By Brian Lutenegger
A new study found that police in British Columbia were far more likely to document alcohol involvement in a crash than the involvement of cannabis, other recreational drugs, or potentially impairing medications. The study’s authors suggest this raises doubts both about the police’s ability to enforce drug-impaired driving laws as well as public health officials’ documentation of drug-impaired driving. As jurisdictions legalize marijuana usage for recreational purposes, they will need to ensure that existing laws surrounding driving under the influence fully apply to cannabis.
Canadian researchers obtained blood samples and police reports for 1,816 injured drivers treated in British Columbia trauma centers following a crash. They analyzed the blood samples for alcohol, cannabis, other recreational drugs, as well as other potentially impairing medications. The researchers then examined the corresponding police report to see if any substances found in the blood sample were documented in the report as impairing the driver’s abilities and/or were a contributing to the accident.
Fifteen percent of the blood samples (272 drivers) tested positive for alcohol but only 64 percent of the corresponding police reports documented this. Alarmingly, 20 percent of the samples tested positive for impairing medications but this was only documented in 2.2 percent of the corresponding police reports. For cannabis, 7.5 percent of the blood samples tested positive but only 5.9 percent of the corresponding police reports indicated this. Finally, for other recreational drugs, 9.1 percent of the blood samples tested positive, but this was only indicated in 16.9 percent of the corresponding police reports.
The report’s authors express concern about the ability of police, at least in British Columbia, to enforce existing impaired driving laws. They also note that public health officials’ use of police crash reports to understand drug-impaired driving may lead to incomplete conclusions. While Canada is in the process of legalizing marijuana for recreational usage, impaired driving will remain illegal.
In the United States, it is illegal in every state to drive while impaired by any drug, in the same way that driving while impaired by alcohol is illegal. The driver must both demonstrate their impairment as observed by a law enforcement officer and that impairment must be linked to a drug. Additionally, at least sixteen states have zero tolerance laws for specified drugs—generally excepting prescriptions. Finally, at least seven states have per se laws, making it illegal to drive with amounts of cannabis and/or other drugs exceeding a specified limit.
As the recreational use of marijuana becomes more widespread across the United States and Canada, enforcement of laws governing driving under the influence will need to keep up with this trend.
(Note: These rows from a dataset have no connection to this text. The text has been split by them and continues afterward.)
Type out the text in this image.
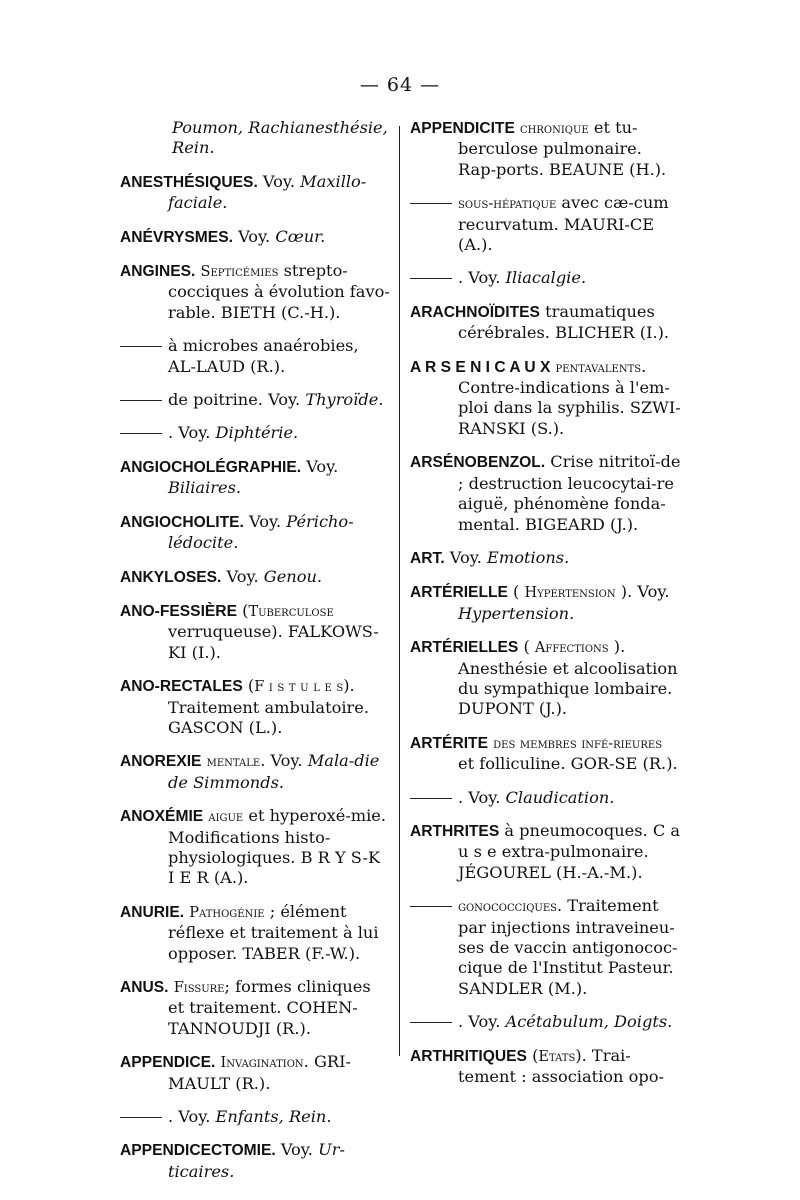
— 64 —
Poumon, Rachianesthésie, Rein.
ANESTHÉSIQUES. Voy. Maxillo-faciale.
ANÉVRYSMES. Voy. Cœur.
ANGINES. Septicémies strepto-cocciques à évolution favo-rable. BIETH (C.-H.).
à microbes anaérobies, AL-LAUD (R.).
de poitrine. Voy. Thyroïde.
. Voy. Diphtérie.
ANGIOCHOLÉGRAPHIE. Voy. Biliaires.
ANGIOCHOLITE. Voy. Péricho-lédocite.
ANKYLOSES. Voy. Genou.
ANO-FESSIÈRE (Tuberculose verruqueuse). FALKOWS-KI (I.).
ANO-RECTALES (F i s t u l e s). Traitement ambulatoire. GASCON (L.).
ANOREXIE mentale. Voy. Mala-die de Simmonds.
ANOXÉMIE aigue et hyperoxé-mie. Modifications histo-physiologiques. B R Y S-K I E R (A.).
ANURIE. Pathogénie ; élément réflexe et traitement à lui opposer. TABER (F.-W.).
ANUS. Fissure; formes cliniques et traitement. COHEN-TANNOUDJI (R.).
APPENDICE. Invagination. GRI-MAULT (R.).
. Voy. Enfants, Rein.
APPENDICECTOMIE. Voy. Ur-ticaires.
APPENDICITE chronique et tu-berculose pulmonaire. Rap-ports. BEAUNE (H.).
sous-hépatique avec cæ-cum recurvatum. MAURI-CE (A.).
. Voy. Iliacalgie.
ARACHNOÏDITES traumatiques cérébrales. BLICHER (I.).
A R S E N I C A U X pentavalents. Contre-indications à l'em-ploi dans la syphilis. SZWI-RANSKI (S.).
ARSÉNOBENZOL. Crise nitritoï-de ; destruction leucocytai-re aiguë, phénomène fonda-mental. BIGEARD (J.).
ART. Voy. Emotions.
ARTÉRIELLE ( Hypertension ). Voy. Hypertension.
ARTÉRIELLES ( Affections ). Anesthésie et alcoolisation du sympathique lombaire. DUPONT (J.).
ARTÉRITE des membres infé-rieures et folliculine. GOR-SE (R.).
. Voy. Claudication.
ARTHRITES à pneumocoques. C a u s e extra-pulmonaire. JÉGOUREL (H.-A.-M.).
gonococciques. Traitement par injections intraveineu-ses de vaccin antigonococ-cique de l'Institut Pasteur. SANDLER (M.).
. Voy. Acétabulum, Doigts.
ARTHRITIQUES (Etats). Trai-tement : association opo-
For example, Colorado in 2012 became the second state in the U.S. to legalize the sale and possession of marijuana for non-medical use. Colorado’s per se law states that drivers with five nanograms of active tetrahydrocannabinol (TNC) can be prosecuted for driving under the influence. This is true whether the cannabis was consumed recreationally or for medicinal purposes. The state’s open container law also applies to marijuana in the same way as it applies to alcohol.
Laws governing driving while under the influence of alcohol have been around for decades. As legal marijuana usage becomes more prevalent, the British Columbia study shows that law enforcement officers will need to become more adept at recognizing and testing for the involvement of cannabis in both accidents and driving under the influence cases. The same is true of other drugs, both legal and illegal.
Brian Lutenegger is a Program Associate at Smart Growth America.